Le procureur général de Floride, James Uthmeier, a annoncé hier une enquête pour déterminer si ChatGPT a pu offrir des « conseils significatifs » au suspect. Des subpoenas ont été envoyés à la firme californienne valorisée à 852 milliards de dollars. L’enquête vise à examiner comment OpenAI gère les menaces de ses utilisateurs, surtout quand elles dégénèrent en violence réelle. Traduction : on veut savoir si ChatGPT a joué les complices silencieux ou les coachs toxiques.
OpenAI, de son côté, a répondu par un communiqué lisse : « Nous ne sommes pas responsables de l’attaque. » Sans surprise. La boîte qui parle d’alignement et de sécurité depuis des années se retrouve dans la merde quand un drame arrive. Leur modèle, censé être safe, aurait-il glissé des conseils à un futur tireur ? Personne ne sait encore, mais le simple fait que la question se pose montre à quel point leur storytelling de « sécurité d’abord » tient du vent.

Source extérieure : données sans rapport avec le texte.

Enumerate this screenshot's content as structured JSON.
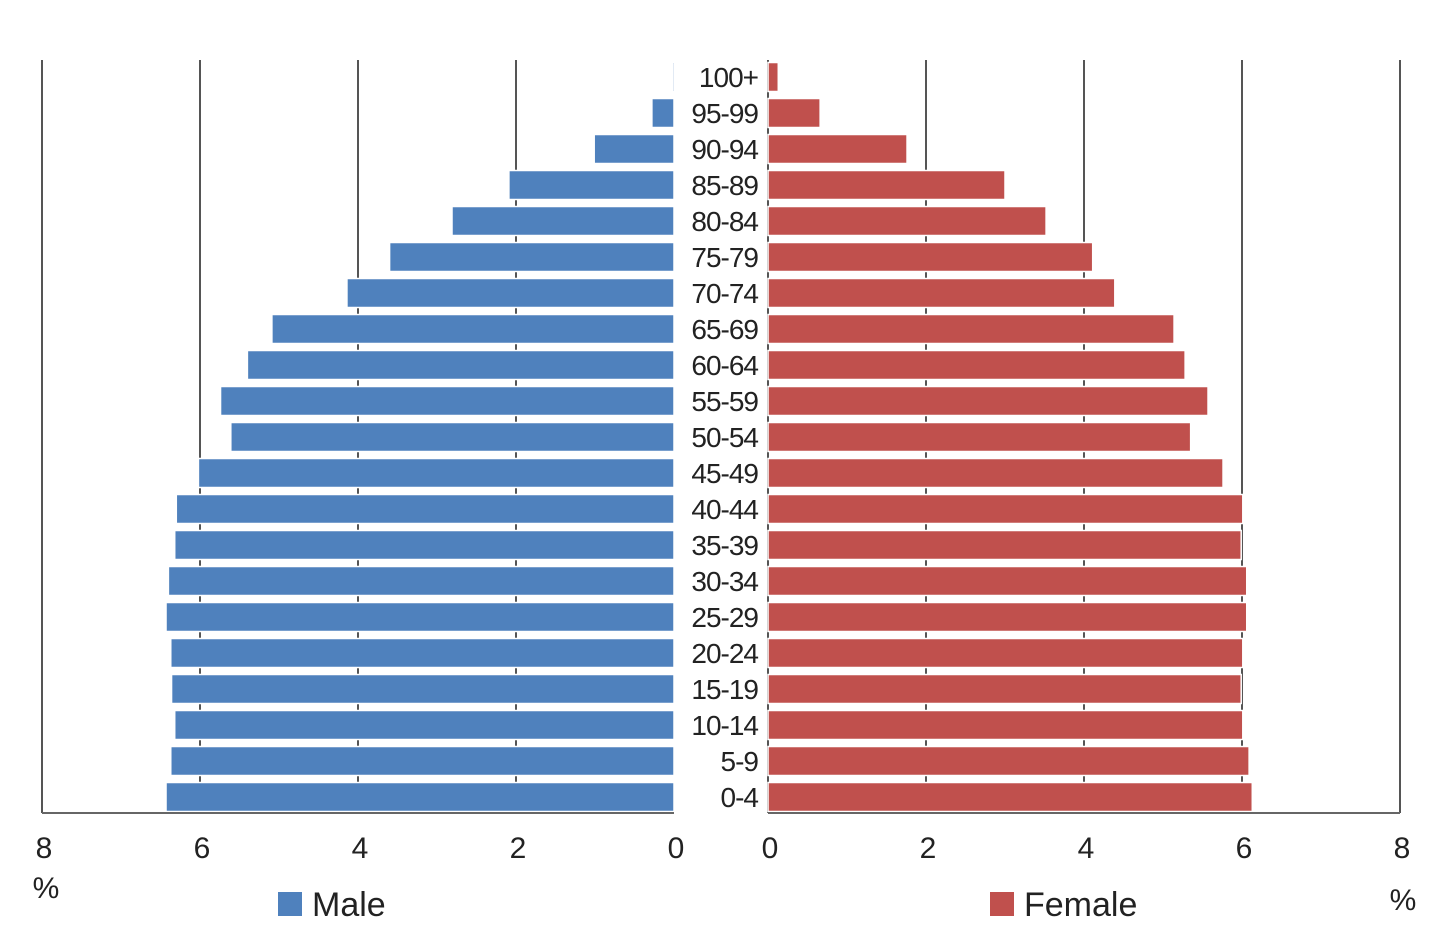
{
  "chart_data": {
    "type": "bar",
    "orientation": "horizontal",
    "variant": "population-pyramid",
    "categories": [
      "100+",
      "95-99",
      "90-94",
      "85-89",
      "80-84",
      "75-79",
      "70-74",
      "65-69",
      "60-64",
      "55-59",
      "50-54",
      "45-49",
      "40-44",
      "35-39",
      "30-34",
      "25-29",
      "20-24",
      "15-19",
      "10-14",
      "5-9",
      "0-4"
    ],
    "series": [
      {
        "name": "Male",
        "color": "#4F81BD",
        "side": "left",
        "values": [
          0.02,
          0.28,
          1.01,
          2.09,
          2.81,
          3.6,
          4.14,
          5.09,
          5.4,
          5.74,
          5.61,
          6.02,
          6.3,
          6.32,
          6.4,
          6.43,
          6.37,
          6.36,
          6.32,
          6.37,
          6.43
        ]
      },
      {
        "name": "Female",
        "color": "#C0504D",
        "side": "right",
        "values": [
          0.13,
          0.66,
          1.76,
          3.0,
          3.52,
          4.11,
          4.39,
          5.14,
          5.28,
          5.57,
          5.35,
          5.76,
          6.01,
          5.99,
          6.06,
          6.06,
          6.01,
          5.99,
          6.01,
          6.09,
          6.13
        ]
      }
    ],
    "xlim": [
      0,
      8
    ],
    "left_ticks": [
      "8",
      "6",
      "4",
      "2",
      "0"
    ],
    "right_ticks": [
      "0",
      "2",
      "4",
      "6",
      "8"
    ],
    "left_unit": "%",
    "right_unit": "%",
    "grid": true,
    "legend": "bottom"
  }
}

Rappelons les faits : la fusillade a eu lieu l’an dernier à la Florida State University. Deux morts, six blessés. Maintenant, la justice s’intéresse au rôle potentiel de l’IA. Est-ce que le suspect a utilisé ChatGPT pour planifier son attaque ? Pour obtenir des infos sur les armes ? Pour rédiger un manifeste ? Les subpoenas devraient le dire. Mais déjà, ça sent le précédent judiciaire majeur. Si OpenAI est mise en cause, ça pourrait ouvrir la porte à des poursuites contre toutes les boîtes d’IA. Imagine : demain, un tribunal décide qu’un LLM est responsable de ses outputs. C’est la fin de la fête pour Sam et ses potes.
Et pendant ce temps, Dario Amodei d’Anthropic doit se frotter les mains. Lui, il écrit des essais de 20 000 mots sur les risques existentiels. Mais au moins, il n’a pas (encore) de procureur sur le dos. La différence entre les deux ? L’emballage. OpenAI fait du messianisme, Anthropic fait du safety-washing. Mais quand la merde arrive, les deux sont dans la même course aux armements. Sauf qu’OpenAI, avec ChatGPT, est en première ligne.
La question fondamentale, c’est : où s’arrête la responsabilité d’une boîte d’IA ? Si ton modèle génère un plan détaillé pour un attentat, tu es coupable de quoi ? De négligence ? De complicité ? Ou juste de « vendre un produit dangereux » ? En Floride, ils veulent des réponses. Et avec un procureur républicain dans un État pro-armes, ça promet des débats houleux. Tu as les défenseurs de la liberté d’expression et de l’innovation. Et puis tu as les familles des victimes qui veulent justice.
Pour l’instant, OpenAI garde le silence, à part son déni. Mais les subpoenas vont forcer la transparence. Soit ils sortent les logs et prouvent que ChatGPT n’a rien fait de mal. Soit ils enterrent des preuves et risquent l’obstruction à la justice. Dans les deux cas, Sam Altman va devoir sortir de son rôle de prophète pour devenir un vrai dirigeant face à la loi. Et ça, c’est une toute autre histoire.
Alors, ChatGPT, assistant ou complice ? La réponse viendra des tribunaux. Mais ce qui est clair, c’est que le mythe de l’IA bienveillante vient de prendre un sérieux coup dans l’aile. Et Sam, cette fois, ne pourra pas se cacher derrière un tweet à 3h du mat’.